Imagine if you were put on trial and sent to jail for the crime of causing financial inconvenience to your fellow citizens. Your selfishness had caused local business owners to lose pocket; on the stand you were unrepentant, motivated solely by the unshakeable and “unswerving confidence” that you were justified in your actions.
You might just be an oil baron, except in this country we do not use the law to punish those who would continue – in the face of a gargantuan scientific consensus – to extract fossil fuels from the earth, to burn them and to pollute our shared environment. We do not punish those who prioritise next year’s performance bonus over the continuation of organised human existence. In fact, we help them. Because in October 2016, central government overturned Lancashire County Council’s rejection of Cuadrilla, and gave the oil and gas giant a licence to extract shale gas from two wells between Preston and Blackpool.
A local council decided, on balance, that it did not want Cuadrilla to blast open the shale rock beneath their feet with a toxic cocktail of water, sand and chemicals. The resulting controversy has seen hundreds of protesters camped outside the drilling site on the Preston New Road. Construction on the drilling pad began in January 2017, and since that date more than 300 protesters have been arrested. The only four to be jailed so far are called, in descending order of the number of hours they sat on a lorry to make a point, Richard Roberts (84 hours), Julian Brock (76 hours), Simon Roscoe Blevins (73 hours) and Richard Loizou (45 hours). These men blocked a convoy by each sitting atop a lorry, over the span of four days. Respectively, they will each serve 16, 12, 16 and 15 months in prison.
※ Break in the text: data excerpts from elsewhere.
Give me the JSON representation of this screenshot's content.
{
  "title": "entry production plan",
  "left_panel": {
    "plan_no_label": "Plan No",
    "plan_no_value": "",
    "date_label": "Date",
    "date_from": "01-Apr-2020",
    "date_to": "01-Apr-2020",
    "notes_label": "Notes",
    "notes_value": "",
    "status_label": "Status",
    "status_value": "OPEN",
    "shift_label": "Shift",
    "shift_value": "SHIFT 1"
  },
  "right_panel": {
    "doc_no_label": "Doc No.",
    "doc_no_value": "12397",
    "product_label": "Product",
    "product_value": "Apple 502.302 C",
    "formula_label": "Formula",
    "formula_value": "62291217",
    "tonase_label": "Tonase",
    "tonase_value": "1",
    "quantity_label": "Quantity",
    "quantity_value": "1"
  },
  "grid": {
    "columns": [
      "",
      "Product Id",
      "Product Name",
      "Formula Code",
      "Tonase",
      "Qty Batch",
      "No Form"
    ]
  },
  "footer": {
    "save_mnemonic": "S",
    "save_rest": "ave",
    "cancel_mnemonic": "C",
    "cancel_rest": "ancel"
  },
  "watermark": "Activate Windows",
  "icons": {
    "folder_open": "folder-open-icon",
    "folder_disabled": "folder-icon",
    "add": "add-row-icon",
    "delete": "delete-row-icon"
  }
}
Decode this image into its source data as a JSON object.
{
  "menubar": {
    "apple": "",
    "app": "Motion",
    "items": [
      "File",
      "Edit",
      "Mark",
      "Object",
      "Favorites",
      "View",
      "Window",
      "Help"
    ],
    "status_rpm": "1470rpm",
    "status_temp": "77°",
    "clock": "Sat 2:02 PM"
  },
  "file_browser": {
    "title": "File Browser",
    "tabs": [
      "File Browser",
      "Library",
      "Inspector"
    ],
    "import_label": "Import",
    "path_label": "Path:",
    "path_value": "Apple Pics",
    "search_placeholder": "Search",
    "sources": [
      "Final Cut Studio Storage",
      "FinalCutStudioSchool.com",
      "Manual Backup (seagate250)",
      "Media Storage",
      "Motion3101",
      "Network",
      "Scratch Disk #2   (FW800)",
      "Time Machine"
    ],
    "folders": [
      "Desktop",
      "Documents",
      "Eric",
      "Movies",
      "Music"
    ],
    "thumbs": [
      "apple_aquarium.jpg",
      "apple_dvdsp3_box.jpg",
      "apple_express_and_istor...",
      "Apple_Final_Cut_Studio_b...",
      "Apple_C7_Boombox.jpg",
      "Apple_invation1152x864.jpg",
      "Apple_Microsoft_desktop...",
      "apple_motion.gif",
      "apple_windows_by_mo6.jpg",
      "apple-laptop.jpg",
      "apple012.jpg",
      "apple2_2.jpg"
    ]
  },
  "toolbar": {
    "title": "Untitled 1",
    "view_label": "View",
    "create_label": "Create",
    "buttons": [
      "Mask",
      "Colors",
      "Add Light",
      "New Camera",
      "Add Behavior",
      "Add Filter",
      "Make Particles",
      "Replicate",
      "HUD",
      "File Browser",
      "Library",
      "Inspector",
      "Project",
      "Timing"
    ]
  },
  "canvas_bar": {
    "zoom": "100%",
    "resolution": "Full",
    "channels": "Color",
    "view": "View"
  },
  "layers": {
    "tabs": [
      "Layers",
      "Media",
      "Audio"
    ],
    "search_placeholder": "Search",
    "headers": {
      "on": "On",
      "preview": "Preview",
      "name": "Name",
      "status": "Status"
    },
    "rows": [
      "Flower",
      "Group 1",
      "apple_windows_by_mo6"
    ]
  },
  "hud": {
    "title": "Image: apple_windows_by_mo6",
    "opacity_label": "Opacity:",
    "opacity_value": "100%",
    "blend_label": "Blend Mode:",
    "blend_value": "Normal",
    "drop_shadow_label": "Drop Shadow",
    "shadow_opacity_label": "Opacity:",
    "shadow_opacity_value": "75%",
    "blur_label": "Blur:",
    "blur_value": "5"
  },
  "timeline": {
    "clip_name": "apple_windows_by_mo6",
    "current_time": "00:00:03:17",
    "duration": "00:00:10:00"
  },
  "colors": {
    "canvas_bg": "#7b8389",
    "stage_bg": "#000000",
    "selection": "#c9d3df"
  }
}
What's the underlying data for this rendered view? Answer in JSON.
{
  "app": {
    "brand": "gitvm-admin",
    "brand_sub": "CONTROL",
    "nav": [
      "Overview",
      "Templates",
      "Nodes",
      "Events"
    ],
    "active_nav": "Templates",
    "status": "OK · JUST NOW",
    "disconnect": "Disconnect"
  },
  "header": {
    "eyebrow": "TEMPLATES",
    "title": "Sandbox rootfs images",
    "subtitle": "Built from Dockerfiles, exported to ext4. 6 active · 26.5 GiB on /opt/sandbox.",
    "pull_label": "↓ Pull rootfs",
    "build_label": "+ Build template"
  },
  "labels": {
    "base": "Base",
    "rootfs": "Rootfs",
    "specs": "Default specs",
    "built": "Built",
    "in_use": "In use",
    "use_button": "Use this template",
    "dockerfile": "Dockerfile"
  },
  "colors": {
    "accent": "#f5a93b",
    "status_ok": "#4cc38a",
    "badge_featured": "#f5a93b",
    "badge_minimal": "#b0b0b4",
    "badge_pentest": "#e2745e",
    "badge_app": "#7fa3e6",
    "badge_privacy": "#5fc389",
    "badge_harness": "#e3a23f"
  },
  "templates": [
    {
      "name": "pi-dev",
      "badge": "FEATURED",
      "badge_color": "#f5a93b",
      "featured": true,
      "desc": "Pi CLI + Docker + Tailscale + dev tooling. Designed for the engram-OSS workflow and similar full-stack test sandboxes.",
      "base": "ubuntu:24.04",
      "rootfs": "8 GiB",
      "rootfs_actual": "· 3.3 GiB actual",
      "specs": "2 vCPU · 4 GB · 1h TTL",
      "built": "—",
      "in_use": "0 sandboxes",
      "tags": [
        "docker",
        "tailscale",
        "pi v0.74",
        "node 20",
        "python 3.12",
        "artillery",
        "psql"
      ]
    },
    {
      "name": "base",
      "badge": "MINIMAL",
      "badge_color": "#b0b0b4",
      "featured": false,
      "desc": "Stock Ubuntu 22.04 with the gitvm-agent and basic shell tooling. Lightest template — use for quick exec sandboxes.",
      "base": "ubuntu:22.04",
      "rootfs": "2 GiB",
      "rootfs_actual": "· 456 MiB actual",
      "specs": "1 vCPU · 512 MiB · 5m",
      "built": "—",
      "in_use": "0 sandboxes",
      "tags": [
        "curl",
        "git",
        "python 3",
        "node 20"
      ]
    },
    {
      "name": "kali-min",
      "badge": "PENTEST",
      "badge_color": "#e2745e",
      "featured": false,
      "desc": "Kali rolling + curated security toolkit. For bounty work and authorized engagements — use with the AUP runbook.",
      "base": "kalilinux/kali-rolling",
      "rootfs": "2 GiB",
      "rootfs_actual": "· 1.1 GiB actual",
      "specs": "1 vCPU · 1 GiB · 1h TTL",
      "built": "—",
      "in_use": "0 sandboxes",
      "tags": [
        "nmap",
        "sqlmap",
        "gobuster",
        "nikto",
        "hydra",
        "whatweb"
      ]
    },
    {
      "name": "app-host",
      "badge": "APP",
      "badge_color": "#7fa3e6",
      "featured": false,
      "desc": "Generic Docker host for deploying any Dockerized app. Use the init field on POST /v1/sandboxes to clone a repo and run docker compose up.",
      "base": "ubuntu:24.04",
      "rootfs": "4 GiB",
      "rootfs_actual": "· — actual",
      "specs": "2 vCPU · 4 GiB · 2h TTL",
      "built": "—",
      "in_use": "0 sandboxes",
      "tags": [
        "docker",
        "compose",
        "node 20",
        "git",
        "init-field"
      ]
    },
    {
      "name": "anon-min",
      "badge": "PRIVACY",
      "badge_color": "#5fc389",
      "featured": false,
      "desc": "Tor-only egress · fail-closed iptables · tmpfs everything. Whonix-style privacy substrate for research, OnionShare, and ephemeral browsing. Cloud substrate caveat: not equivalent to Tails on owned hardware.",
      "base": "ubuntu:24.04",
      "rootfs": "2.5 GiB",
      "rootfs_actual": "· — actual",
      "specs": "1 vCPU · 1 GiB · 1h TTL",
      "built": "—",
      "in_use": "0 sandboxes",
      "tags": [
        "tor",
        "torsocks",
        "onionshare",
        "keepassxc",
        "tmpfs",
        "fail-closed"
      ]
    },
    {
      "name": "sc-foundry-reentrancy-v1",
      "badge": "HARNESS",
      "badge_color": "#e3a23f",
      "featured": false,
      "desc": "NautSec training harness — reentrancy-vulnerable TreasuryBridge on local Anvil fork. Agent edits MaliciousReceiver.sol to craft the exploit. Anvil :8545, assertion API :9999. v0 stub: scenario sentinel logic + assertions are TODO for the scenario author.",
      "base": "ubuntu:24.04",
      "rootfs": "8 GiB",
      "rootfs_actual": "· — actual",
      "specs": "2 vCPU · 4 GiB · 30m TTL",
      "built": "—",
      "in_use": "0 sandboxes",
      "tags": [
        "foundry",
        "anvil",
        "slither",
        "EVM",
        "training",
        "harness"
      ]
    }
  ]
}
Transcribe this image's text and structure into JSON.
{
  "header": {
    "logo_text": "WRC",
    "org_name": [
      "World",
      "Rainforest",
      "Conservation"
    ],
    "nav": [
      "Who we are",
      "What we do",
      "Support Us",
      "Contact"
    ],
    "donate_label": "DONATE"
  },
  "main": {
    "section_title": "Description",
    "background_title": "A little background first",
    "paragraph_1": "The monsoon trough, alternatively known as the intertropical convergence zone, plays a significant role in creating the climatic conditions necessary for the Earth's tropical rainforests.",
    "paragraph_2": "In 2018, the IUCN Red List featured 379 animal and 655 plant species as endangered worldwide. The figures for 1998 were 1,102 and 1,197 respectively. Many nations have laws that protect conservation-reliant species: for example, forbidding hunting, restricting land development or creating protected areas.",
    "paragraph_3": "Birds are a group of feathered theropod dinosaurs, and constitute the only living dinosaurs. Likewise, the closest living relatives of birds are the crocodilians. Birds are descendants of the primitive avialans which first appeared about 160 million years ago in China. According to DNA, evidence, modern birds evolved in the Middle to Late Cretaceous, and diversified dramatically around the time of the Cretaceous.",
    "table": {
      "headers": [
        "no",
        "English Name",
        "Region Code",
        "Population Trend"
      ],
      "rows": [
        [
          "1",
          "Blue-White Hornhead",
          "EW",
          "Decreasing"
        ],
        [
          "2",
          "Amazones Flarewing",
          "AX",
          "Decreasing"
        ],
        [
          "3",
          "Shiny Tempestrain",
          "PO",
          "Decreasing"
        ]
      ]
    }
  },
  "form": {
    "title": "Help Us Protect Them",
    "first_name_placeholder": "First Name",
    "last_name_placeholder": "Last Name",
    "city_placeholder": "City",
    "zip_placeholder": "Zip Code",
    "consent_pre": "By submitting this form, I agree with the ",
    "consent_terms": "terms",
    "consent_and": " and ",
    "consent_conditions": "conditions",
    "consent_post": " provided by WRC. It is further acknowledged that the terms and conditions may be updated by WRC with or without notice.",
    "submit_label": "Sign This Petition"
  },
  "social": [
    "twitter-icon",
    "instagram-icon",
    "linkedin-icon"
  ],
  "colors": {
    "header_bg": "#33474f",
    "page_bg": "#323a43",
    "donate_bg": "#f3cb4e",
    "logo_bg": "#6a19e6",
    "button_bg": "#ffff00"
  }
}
To be honest there is nothing wrong with the prosecution’s case. I believe Craig MacGregor when he said that the protest had cost the police £12,000, and Cuadrilla £50,000. That is indeed an injustice. However, I confess myself more sympathetic to the case made by Kirsty Brimelow QC at Preston Crown Court, when she argued that in this case the political process had been exhausted. She is right. That is undoubtedly the case, when a local council decided against an invasive, destructive fossil-fuel extraction method in its jurisdiction, and when a Tory central government decided that fracking was so overwhelmingly in the national interest that these concerns were irrelevant.
If the shale gas industry cares about the lives and livelihoods of local business owners in Lancashire, then it should stop drilling there. Even better, its members should find alternative employment; perhaps in the construction of tidal defence infrastructure in Bangladesh or Fiji. In 2035, when climate change has displaced 75 million people globally, perhaps then the executives of companies like Cuadrilla will stand trial. That will be a proud day for British justice, but I fear it may be too little, too late.